Higher magnification analysis of Z-stacks of anti-GFAP (green) and anti-keyhole limpet hemocyanin (KLH; red) labeling during repetitive damage to the olfactory organ. (A) Anti-KLH allowed identification of a ventral medial glomerulus (dashed outline). Anti-GFAP labeled processes within the glomerulus in the right olfactory bulb (dashed outline) varied in size and length and had no clear organization in untreated control bulbs. (A’) A glomerulus (dotted outline) in the same region of the left olfactory bulb of the same fish displayed similar morphology of anti-GFAP labeled processes, n = 4. (B) After 4 h of damage to the olfactory organ, anti-GFAP labeled processes appeared to be more numerous and thicker within the glomerulus (dashed outline) of the affected bulb when compared to the comparable glomerulus (dotted outline) of the internal control bulb (B’), n = 4. (C) By 12 h after damage to the periphery, there were numerous anti-GFAP labeled processes associated with the glomerulus (dashed outline) in the affected bulb that varied in length and thickness, while the glomerulus (dotted outline) in the internal control bulb (C’) retained typical labeling, n = 3. (D) At 1 day after repeated damage to the olfactory organ, affected glomeruli (dashed outline) still appeared to have thicker and more numerous anti-GFAP labeled processes when compared to glomeruli (dotted outline) in the internal control bulb (D’), n = 3. (E) Side by side comparison of both bulbs at 1 day showed that the left, internal control bulb retained control levels of anti-GFAP labeling, while the right, treated bulb showed more and thicker labeled processes. (F) By 7 days after repetitive peripheral damage, anti-GFAP labeled processes in glomeruli (dashed outline) in the affected bulb appeared to have similar morphology to anti-GFAP labeled processes in glomeruli (dotted outline) of the internal control bulb (F’), n = 4. Scale bar = 20 μm for all. (G) The percent difference of anti-GFAP optical density (OD) measurements between treated and untreated glomeruli was significantly different at 4 h, 12 h, and 1 day of repetitive peripheral damage but was no longer significantly different after 7 days of repeated damage. *p < 0.05.
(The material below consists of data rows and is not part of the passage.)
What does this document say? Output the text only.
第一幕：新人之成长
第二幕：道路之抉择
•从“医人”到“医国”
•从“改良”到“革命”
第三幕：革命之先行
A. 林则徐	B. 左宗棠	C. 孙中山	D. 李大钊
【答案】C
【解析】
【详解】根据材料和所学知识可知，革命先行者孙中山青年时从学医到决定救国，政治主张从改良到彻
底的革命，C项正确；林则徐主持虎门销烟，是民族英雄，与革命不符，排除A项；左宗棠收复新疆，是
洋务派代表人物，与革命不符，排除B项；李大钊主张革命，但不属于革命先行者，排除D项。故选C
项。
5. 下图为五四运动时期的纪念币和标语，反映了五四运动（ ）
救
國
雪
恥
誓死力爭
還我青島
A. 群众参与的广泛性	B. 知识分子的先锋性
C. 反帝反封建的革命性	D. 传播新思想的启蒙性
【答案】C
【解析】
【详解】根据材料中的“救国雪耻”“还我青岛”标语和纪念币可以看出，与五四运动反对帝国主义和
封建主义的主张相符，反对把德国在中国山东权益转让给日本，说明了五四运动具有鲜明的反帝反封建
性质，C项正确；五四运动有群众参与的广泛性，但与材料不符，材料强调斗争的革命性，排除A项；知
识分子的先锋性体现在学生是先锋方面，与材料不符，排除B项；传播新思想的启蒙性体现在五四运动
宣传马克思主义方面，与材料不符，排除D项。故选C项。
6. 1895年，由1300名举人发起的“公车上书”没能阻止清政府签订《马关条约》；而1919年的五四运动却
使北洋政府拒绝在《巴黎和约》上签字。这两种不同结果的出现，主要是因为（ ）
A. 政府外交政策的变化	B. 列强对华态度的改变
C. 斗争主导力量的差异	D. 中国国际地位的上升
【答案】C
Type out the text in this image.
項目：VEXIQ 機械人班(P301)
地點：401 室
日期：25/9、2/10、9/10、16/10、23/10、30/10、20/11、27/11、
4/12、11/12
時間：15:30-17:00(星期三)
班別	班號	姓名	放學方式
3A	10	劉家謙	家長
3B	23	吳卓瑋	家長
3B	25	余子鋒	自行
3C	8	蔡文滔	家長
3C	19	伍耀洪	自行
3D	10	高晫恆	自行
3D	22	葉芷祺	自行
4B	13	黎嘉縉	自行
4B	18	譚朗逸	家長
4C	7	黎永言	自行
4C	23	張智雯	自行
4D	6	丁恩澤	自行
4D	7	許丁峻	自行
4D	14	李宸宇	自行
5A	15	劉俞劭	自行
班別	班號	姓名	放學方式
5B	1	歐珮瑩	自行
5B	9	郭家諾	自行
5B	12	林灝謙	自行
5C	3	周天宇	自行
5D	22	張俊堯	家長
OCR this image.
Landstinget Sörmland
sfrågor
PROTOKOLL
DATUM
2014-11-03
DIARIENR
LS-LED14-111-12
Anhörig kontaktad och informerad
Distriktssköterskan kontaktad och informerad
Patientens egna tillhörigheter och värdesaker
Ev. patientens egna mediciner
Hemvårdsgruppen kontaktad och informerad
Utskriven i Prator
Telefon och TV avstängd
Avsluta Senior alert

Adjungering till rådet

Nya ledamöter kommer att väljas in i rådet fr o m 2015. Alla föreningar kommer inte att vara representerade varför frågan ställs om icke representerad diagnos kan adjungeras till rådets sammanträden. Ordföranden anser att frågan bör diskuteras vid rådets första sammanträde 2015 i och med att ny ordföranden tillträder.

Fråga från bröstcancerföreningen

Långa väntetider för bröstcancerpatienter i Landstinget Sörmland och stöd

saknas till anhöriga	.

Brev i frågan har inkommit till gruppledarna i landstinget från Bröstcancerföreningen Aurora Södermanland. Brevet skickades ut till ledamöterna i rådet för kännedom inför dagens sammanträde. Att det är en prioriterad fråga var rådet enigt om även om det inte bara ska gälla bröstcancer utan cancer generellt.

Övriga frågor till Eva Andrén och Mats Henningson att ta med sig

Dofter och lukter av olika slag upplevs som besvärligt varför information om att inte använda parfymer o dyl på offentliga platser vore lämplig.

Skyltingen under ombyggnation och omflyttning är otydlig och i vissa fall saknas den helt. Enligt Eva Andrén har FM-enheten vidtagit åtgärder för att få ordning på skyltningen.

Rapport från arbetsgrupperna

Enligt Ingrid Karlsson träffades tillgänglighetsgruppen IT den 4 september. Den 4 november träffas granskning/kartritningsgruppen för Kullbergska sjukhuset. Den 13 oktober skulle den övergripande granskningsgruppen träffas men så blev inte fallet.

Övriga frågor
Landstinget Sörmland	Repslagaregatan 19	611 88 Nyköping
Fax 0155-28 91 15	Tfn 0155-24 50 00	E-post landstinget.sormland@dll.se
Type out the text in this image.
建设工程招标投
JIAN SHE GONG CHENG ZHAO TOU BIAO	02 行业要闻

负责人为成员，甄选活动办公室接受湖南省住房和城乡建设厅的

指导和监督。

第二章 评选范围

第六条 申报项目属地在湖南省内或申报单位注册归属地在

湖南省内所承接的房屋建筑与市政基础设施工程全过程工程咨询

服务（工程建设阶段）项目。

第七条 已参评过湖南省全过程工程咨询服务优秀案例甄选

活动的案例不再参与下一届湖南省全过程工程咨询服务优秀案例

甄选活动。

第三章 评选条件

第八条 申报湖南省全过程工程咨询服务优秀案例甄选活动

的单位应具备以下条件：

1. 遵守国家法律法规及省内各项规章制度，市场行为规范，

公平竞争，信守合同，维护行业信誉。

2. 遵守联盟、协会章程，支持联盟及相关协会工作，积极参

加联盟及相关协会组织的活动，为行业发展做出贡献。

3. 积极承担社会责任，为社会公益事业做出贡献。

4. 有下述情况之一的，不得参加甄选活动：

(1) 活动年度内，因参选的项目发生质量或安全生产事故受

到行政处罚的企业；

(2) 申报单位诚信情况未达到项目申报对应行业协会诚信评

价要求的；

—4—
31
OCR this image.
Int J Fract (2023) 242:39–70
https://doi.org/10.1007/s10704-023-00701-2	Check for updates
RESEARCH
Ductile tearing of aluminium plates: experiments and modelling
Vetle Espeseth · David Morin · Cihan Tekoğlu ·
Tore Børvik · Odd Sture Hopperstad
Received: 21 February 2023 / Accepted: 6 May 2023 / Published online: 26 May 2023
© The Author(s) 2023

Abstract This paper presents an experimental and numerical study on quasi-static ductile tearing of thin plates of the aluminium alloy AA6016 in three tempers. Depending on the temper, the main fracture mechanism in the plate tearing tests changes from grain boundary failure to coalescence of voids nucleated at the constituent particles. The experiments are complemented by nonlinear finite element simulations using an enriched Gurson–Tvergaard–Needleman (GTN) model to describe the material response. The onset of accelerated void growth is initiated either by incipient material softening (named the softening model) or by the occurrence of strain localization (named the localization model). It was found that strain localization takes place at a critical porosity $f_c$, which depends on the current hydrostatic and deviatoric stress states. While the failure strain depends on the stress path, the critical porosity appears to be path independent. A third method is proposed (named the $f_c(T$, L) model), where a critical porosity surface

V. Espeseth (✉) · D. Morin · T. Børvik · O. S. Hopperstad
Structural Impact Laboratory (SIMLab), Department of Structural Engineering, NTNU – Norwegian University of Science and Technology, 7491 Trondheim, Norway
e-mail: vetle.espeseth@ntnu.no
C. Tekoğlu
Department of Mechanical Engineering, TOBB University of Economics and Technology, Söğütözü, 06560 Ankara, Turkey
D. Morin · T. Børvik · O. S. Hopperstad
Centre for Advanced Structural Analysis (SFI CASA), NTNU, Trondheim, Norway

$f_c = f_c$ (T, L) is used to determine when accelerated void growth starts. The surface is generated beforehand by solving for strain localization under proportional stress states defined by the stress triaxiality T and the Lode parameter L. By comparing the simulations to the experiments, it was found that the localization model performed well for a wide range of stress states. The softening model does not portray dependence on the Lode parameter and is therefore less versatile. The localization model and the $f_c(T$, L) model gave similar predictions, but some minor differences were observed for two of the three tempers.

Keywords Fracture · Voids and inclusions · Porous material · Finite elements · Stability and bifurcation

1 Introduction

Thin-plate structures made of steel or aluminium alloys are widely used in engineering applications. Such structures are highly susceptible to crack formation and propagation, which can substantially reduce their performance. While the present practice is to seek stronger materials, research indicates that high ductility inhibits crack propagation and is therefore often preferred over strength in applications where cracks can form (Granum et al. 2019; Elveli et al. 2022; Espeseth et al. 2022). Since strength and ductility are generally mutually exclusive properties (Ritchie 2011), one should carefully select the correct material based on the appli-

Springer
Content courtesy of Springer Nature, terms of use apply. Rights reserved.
The recovery of the olfactory bulb does not involve evidence of a glial scar. (A) After the olfactory system was allowed 1 week to recover from 7 days of repetitive peripheral damage, there was no apparent difference in the overall amount of anti-GFAP (green) and anti-KLH (red) labeling in the affected bulb (asterisk) when compared to the internal control bulb (n = 4). There was also no noticeable difference in the overall amount of anti-GFAP labeling compared to untreated control fish (B). (A’) Higher magnification Z-stack images revealed that anti-GFAP labeling (green) within anti-KLH (red) labeled glomeruli (dotted line) in the affected bulb after 1 week of recovery also appeared to be similar to that of glomeruli in the internal control bulb (dotted outline in inset) and in untreated control bulbs (B’) on the right (dashed outline) and left (dotted outline in inset) sides. There was no significant difference in the percent difference of OD of anti-GFAP labeling in the olfactory bulb (C) or ventral medial glomeruli (D) of zebrafish that were allowed 1 week of recovery from 7 days of repetitive peripheral damage.